S is for Scholarly-writing

Tamils have been notorious for not writing their past history. It is gratifying to note that to rectify this lapse, quite a few scholarly books have appeared which have been authored by Tamil academics. But members of the ‘intellectual underworld’ (to borrow a beautiful phrase from Medicine Nobelist Peter Medawar) under the mask of ‘human rights’ have also been working overtime in Colombo and Chennai to undermine the motives of Eelam fighters.

T is for Tigers

Tracing the origins of the Tigers, Marguerite Johnson wrote for the cover-story in the Time magazine (June 9, 1986), ‘In 1972 a Tamil teenager named Vilupillai Prabhakaran started a rebel group that became the Liberation Tigers of Tamil Eelam. By mid 1983, Prabhakaran’s Tigers had only 30 full-time members, with far less than one gun a piece’. From such insignificant beginnings, the Tigers have developed into such a power that the Sri Lankan government had to increase its military budget beyond a billion dollars per annum.

U is for United National Party (UNP)

The two titans (Jayewardene and Premadasa) who controlled the UNP from 1977 to 1993, naively believed that by increasing the annual military budget, they could silence the Eelam campaign. But they were proved wrong by the tenacity and valor of the LTTE army. Will the new UNP boss be shrewd enough to learn from the mistakes of his two predecessors?

V is for Vadamarachchi and Valvettithurai

Almost every region and town in Eelam had experienced loss of life and bombing damage. However Vadamarachchi and Valvettithurai in particular had to bear the brunt of enemy attack repeatedly, for the only reason that it happens to be the soil which gave birth to Pirabhakaran.

W is for Wars

Every war produces heroes and villains. The real heroes, apart from those who fought valiantly in the battlefronts, are the Eelam civilians who stayed in the Eelam territory despite bombing, intimidation, starvation and death, to give support to the fighters. The mental toughness shown by these patriotic citizens to ride out the difficulties of war can never be matched by those who have settled in non-Eelam territories of Sri Lanka or elsewhere.

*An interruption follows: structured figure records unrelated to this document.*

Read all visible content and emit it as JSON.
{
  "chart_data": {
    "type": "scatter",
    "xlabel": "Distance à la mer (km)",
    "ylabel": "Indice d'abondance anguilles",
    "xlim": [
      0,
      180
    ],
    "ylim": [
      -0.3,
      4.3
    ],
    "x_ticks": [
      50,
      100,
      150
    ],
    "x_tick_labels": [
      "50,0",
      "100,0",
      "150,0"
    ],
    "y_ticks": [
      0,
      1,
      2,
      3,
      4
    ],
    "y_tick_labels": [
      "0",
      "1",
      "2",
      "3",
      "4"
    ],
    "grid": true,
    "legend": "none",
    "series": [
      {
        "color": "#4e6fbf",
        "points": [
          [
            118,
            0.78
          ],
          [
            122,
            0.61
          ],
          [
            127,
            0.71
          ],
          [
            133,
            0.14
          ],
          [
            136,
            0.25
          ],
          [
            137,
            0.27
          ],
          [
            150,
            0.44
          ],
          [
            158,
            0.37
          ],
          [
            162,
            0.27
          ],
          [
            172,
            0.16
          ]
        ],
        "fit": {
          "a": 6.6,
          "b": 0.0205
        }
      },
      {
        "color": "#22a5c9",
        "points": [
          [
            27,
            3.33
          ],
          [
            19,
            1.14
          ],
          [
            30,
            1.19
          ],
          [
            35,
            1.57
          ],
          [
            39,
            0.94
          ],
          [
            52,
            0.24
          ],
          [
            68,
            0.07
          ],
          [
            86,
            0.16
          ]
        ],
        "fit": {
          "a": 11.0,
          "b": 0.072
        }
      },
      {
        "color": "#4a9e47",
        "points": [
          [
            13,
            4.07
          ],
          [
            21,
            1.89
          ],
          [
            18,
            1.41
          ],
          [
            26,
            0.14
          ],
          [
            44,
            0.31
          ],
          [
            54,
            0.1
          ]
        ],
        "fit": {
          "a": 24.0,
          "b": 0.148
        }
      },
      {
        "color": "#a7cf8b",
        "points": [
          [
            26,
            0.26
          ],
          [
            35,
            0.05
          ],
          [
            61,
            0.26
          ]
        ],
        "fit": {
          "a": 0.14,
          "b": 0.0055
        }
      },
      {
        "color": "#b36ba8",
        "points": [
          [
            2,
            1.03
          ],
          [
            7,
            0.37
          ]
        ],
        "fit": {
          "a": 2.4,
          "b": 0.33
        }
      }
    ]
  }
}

X is for X-brained Indian pundits

The 24th letter of the English alphabet is conventionally used to indicate incorrect response as well as for signature by a person unable to write his name. In mathematics, X stands for ‘unknown quantity’. So much negative coverage had appeared in the Indian press since mid 1987 about the LTTE and Pirabhakaran, one can only laugh at the stupidity of these X-brained Tamil and non-Tamil Indian pundits. As the best examples of this X-brained punditry, I cite two items published in 1989 and 1992. In July 1989, the pundits of the Madras Hindu found Pirabhakaran ‘killed in a shoot-out’. The July 31, 1992 issue of the India Today trumpeted that ‘for once, the masters of guerrilla warfare (LTTE) have been cornered’, and also gloated that ‘Tigers exposed as men of straw’.

Y is for Youth

The last two decades belonged to the Tamil youth. Their actions have been criticized by many who play the role of armchair critics. But as Nehru wrote in his book, Glimpses of World History, ‘the parents of many of these children may have behaved as cowards or slaves in the past. But who dare doubt that the children of our generation will tolerate no slavery or cowardice?’

Z is for Zeitgeist

Zeitgeist, derived from the German words zeit (time) and geist (spirit) is described in the dictionary as the ‘spirit of the times; trend of thought and feeling in a period’. The zeitgeist for the past two decades is nothing but Eelam.